Hitmetrix - User behavior analytics & recording

Your Marketing Team Is Bigger Than You Think

On a recent trip I lost my laptop in the crush of an overcrowded security line. A stranger “rescued” it, took it all the way home to Florida, tracked me down, and shipped to me.

The whole thing got me thinking: Mike, my laptop rescuer, was just being nice, doing something he knew someone else would appreciate, but in a way he was marketing himself and his business.

Turns out that Mike runs a contracting company. When I was thinking about how exceptionally nice it was for him to go out of his way to return my computer, I also thought that if I ever needed or was asked for a referral for a contractor in his area, I would recommend him.

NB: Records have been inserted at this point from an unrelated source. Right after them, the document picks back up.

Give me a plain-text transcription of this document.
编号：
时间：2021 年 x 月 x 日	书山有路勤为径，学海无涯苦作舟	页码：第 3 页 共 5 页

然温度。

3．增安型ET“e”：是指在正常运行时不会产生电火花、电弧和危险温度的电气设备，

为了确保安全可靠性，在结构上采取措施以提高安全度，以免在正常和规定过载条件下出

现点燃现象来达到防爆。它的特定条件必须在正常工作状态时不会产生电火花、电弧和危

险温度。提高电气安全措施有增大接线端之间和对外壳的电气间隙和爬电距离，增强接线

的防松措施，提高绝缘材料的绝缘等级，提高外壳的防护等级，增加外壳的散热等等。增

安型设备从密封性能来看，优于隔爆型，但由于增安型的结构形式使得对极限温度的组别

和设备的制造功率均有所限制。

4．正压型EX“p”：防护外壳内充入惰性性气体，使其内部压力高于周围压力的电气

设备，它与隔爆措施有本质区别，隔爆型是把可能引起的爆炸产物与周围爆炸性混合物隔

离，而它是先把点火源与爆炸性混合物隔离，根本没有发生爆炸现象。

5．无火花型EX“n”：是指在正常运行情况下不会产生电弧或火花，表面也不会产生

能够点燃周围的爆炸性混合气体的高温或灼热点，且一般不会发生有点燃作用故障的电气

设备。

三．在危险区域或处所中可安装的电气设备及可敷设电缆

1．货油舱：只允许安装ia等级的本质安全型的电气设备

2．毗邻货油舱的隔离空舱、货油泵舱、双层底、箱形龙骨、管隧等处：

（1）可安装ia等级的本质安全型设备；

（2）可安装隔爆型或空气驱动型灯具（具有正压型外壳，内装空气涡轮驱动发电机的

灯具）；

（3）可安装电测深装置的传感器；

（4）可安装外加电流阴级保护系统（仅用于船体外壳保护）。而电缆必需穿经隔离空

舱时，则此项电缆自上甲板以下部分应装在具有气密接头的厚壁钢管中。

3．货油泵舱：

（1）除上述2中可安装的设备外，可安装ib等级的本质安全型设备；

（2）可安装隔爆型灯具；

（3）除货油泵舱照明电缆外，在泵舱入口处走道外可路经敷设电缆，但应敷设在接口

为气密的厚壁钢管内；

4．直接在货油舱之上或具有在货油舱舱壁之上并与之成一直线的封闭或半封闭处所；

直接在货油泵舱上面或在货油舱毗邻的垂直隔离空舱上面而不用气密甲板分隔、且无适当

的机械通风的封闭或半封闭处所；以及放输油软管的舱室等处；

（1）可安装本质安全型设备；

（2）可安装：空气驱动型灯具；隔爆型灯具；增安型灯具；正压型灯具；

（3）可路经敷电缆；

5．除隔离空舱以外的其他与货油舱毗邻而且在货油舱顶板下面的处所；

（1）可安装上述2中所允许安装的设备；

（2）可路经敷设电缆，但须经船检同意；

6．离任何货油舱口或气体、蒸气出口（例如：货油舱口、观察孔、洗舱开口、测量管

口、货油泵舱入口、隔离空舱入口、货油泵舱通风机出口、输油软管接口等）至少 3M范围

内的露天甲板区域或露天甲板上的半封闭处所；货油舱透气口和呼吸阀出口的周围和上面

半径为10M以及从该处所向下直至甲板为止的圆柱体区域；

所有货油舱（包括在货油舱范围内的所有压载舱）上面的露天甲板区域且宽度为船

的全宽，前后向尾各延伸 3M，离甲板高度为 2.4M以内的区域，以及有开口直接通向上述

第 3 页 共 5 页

Someone so conscientious must be trustworthy in business.

Who we are, who our employees are, matters. It reflects on our brands as much as the quality of our products and our prices. Think about people you’ve met in business and in life. Would you do business with the company they work for? Some yes, definitely; some—admit it now—no way.

Direct marketing may seem to be about data and calls-to-action, but that translates just as much to the retail floor and B2B sales interactions as much as it does to email or direct mail or social. The decisions we make about how we market, how we treat customer data, the way we handle customer interactions, all reflect on our brands. From how well we listen to customers, to the relevance of our communications—it all matters.

So hire right, coach well, be the kind of person you’d like your staff to emulate. And most of all, market to your customers not just the way you like to be marketed to, but the way they prefer to be marketed to. Customers who feel like you care about their success, and not just their spending, will stick around longer, spend more, and recommend you to their friends and associates.

As the adage goes, people buy from people, not businesses. Have you been nice today?